The industry group that represents the Australian car component sector has voluntarily wound itself up, as key players prepare for the loss of up 40,000 jobs when local vehicle production ends in late 2017.
The Federation of Automotive Products Manufacturers (FAPM) was formed in 1958, on the cusp of the golden era for Australian car production, and it still had about 80 members before going into voluntary liquidation.
The move comes as the countdown is underway to the end of local manufacturing by Ford in October 2016, followed by production ceasing at GM Holden and Toyota Australia at the end of 2017.
FAPM chief executive Richard Reilly said the stresses on the industry led to internal discussions on the future of the industry body about 12 months ago.
“Our members are obviously doing it tough with the lack of volume and the squeeze that put on their cash flows,” Mr Reilly said. “We’re not immune from that.”
The local car component makers, which employ about 33,000 workers, have been trying to diversify into other product lines and geographic markets.
The search for new work has concentrated on overseas automotive markets like south east Asia, India and China, and non-automotive products – like medical technology and pre-fabricated construction.
But Mr Reilly expects there will be no changes to the timetable for ending car production, where Ford, Holden and Toyota have another 6600 workers in Melbourne and in Adelaide.
“That’s what the component manufacturers are working towards, nothing has changed and I don’t think it will. That’s the reality and we have to deal with it,” he said.
Rather than put further strain on the finances of member companies, FAPM decided not to charge membership subscriptions for the 2014-15 year even though this involved using cash and other assets to keep operating.
The Federation held talks with other industry groups which could take over its role, before deciding to transfer its assets and role to the Victorian Automobile Chamber of Commerce (VACC).
The FAPM is a company limited by guarantee and declared itself solvent in May, before going into voluntary liquidation on June 26.
Mr Reilly said the aim was to continue representing component makers, which would be done through under the VACC umbrella in a part-time capacity.
“It’s a very stressful time but we want to keep working until the last car rolls off the production line in 2017.”
Glimmer of hope
Federal Industry Minister Ian Macfarlane declined to comment, but his Opposition counterpart, Kim Carr, said FAPM has played a crucial role in building the automotive component industry, especially during the global financial crisis when production volumes fell by 40 per cent.
“FAPM’s decision to merge its operations with the VACC is a tragic commentary on the state of Australia’s automotive industry,” Senator Carr said.
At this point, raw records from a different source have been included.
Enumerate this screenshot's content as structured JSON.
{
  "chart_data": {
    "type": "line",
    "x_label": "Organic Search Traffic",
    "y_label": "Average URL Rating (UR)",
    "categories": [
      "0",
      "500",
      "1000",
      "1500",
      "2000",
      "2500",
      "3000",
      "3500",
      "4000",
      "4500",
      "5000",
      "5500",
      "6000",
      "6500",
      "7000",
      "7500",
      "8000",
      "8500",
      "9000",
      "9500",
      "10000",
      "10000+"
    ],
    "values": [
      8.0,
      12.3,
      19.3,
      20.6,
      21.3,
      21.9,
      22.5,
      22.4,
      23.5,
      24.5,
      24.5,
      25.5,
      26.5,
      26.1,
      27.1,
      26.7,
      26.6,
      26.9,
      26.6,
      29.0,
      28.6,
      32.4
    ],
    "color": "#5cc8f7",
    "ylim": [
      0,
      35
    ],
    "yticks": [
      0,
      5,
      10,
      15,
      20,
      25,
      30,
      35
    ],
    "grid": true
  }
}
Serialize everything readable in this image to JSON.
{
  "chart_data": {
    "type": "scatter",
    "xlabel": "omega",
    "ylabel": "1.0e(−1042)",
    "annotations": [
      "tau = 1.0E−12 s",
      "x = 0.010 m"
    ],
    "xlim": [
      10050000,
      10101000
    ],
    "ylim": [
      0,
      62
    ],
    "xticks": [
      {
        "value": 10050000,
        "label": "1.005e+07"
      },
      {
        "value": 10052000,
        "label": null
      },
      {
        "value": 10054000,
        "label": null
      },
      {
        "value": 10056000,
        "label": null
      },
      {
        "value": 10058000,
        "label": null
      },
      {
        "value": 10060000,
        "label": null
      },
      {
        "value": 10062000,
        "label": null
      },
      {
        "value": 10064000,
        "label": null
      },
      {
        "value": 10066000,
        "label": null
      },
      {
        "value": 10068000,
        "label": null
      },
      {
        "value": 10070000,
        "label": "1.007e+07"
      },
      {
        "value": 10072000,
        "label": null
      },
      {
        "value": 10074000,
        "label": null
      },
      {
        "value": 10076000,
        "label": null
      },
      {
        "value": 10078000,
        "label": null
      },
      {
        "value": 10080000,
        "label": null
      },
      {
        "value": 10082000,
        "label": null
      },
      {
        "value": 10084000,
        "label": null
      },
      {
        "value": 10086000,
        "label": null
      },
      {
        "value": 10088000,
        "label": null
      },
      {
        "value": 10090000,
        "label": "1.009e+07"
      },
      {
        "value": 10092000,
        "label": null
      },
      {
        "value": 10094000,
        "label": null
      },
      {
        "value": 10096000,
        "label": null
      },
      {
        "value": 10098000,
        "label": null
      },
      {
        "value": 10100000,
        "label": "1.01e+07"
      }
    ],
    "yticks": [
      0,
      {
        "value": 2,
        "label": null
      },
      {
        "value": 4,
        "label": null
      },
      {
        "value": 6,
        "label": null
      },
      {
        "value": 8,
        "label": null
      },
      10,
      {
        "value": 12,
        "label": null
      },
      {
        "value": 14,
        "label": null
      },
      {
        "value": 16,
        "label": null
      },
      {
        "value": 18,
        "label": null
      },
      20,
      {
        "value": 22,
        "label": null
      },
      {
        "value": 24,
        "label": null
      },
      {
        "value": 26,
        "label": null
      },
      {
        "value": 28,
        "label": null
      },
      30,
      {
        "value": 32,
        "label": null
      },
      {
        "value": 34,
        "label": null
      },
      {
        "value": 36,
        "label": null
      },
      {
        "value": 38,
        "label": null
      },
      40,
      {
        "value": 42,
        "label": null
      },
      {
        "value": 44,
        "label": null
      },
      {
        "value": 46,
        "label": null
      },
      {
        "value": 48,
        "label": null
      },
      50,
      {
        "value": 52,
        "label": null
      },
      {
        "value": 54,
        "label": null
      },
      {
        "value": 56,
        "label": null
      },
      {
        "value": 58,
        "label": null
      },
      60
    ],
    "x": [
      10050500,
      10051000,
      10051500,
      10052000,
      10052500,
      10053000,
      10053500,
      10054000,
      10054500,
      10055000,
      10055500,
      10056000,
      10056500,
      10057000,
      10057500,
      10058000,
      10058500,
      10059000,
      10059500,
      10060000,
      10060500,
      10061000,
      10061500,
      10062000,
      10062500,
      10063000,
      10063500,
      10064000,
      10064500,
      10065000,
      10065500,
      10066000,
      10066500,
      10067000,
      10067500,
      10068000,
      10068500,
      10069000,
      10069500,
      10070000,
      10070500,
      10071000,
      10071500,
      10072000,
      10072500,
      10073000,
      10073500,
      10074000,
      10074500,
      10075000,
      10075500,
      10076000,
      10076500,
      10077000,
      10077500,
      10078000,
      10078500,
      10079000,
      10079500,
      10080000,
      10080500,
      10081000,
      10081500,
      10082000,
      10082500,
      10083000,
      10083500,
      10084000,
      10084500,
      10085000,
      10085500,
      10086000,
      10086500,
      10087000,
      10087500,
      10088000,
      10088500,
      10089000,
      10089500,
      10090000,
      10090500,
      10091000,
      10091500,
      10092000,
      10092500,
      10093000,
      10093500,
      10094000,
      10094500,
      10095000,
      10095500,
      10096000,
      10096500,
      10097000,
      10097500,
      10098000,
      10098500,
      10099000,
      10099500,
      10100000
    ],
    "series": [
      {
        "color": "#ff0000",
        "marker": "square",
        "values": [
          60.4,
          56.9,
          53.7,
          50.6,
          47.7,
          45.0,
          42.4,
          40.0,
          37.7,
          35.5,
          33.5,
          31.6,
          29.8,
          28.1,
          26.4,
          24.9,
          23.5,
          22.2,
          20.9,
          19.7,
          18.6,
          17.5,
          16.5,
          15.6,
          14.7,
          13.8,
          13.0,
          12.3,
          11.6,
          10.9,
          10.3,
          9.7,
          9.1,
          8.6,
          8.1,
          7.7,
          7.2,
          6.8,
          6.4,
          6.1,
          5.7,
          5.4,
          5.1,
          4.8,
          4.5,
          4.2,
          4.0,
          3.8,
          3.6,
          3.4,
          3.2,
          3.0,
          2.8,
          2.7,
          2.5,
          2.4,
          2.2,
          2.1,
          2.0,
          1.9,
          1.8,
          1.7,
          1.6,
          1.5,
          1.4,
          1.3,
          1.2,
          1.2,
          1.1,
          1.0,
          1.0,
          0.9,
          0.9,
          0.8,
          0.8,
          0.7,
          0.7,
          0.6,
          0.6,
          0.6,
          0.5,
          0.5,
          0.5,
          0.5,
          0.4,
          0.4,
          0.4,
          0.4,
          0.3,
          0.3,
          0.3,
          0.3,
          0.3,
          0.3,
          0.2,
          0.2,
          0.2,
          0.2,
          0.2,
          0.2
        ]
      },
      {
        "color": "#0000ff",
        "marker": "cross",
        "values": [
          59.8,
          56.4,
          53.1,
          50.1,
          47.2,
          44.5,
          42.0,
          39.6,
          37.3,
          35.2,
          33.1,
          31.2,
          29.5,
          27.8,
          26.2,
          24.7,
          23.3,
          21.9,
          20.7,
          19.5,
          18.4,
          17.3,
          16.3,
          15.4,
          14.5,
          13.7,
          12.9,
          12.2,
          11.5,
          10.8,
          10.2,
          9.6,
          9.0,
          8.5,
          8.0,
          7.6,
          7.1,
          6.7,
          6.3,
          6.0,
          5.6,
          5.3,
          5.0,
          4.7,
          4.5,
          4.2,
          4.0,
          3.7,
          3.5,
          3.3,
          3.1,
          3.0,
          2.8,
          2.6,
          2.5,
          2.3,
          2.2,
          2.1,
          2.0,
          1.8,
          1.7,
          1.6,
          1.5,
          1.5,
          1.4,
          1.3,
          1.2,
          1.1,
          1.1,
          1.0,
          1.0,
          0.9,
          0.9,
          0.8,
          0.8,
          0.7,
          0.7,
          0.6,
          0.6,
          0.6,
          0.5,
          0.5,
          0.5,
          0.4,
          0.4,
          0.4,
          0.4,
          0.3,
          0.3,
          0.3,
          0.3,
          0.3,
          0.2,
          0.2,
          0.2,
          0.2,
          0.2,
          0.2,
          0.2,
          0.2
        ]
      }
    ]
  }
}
“This is not the end of the industry, which I am confident can attract new investment. But it is a harbinger of things to come.”
VACC executive director, Geoff Gwilym said his industry group would service FAPM’s members beyond the end of mass vehicle manufacturing in 2017.
“Automotive manufacturing will continue to be important in this country,” Mr Gwilym said.
“Australian companies still build automotive components for niche manufacturers like Tomcar, as well as defence vehicles. Australia still has a high level of skill in manufacturing and design; we are still one of only 13 countries that can design and build vehicles in one place. We have a proud history.
“It is important to remember that automotive vehicle manufacturing only represents one-fifth of Australia’s automotive industry. The other four-fifths is the retail, service and repair industry, which keeps this country’s 17 million registered vehicles on the road.
“This is keeping the family together. VACC will be supplying critical services to FAPM members.”
The Federal government’s Automotive Transformation Scheme has about $300 million in annual funding between now and 2017.
However, the car makers get 55 per cent of the ATS funding. The component makers can get 45 per cent but it is linked to research and development and capital investment which might not occur in the winding down of production.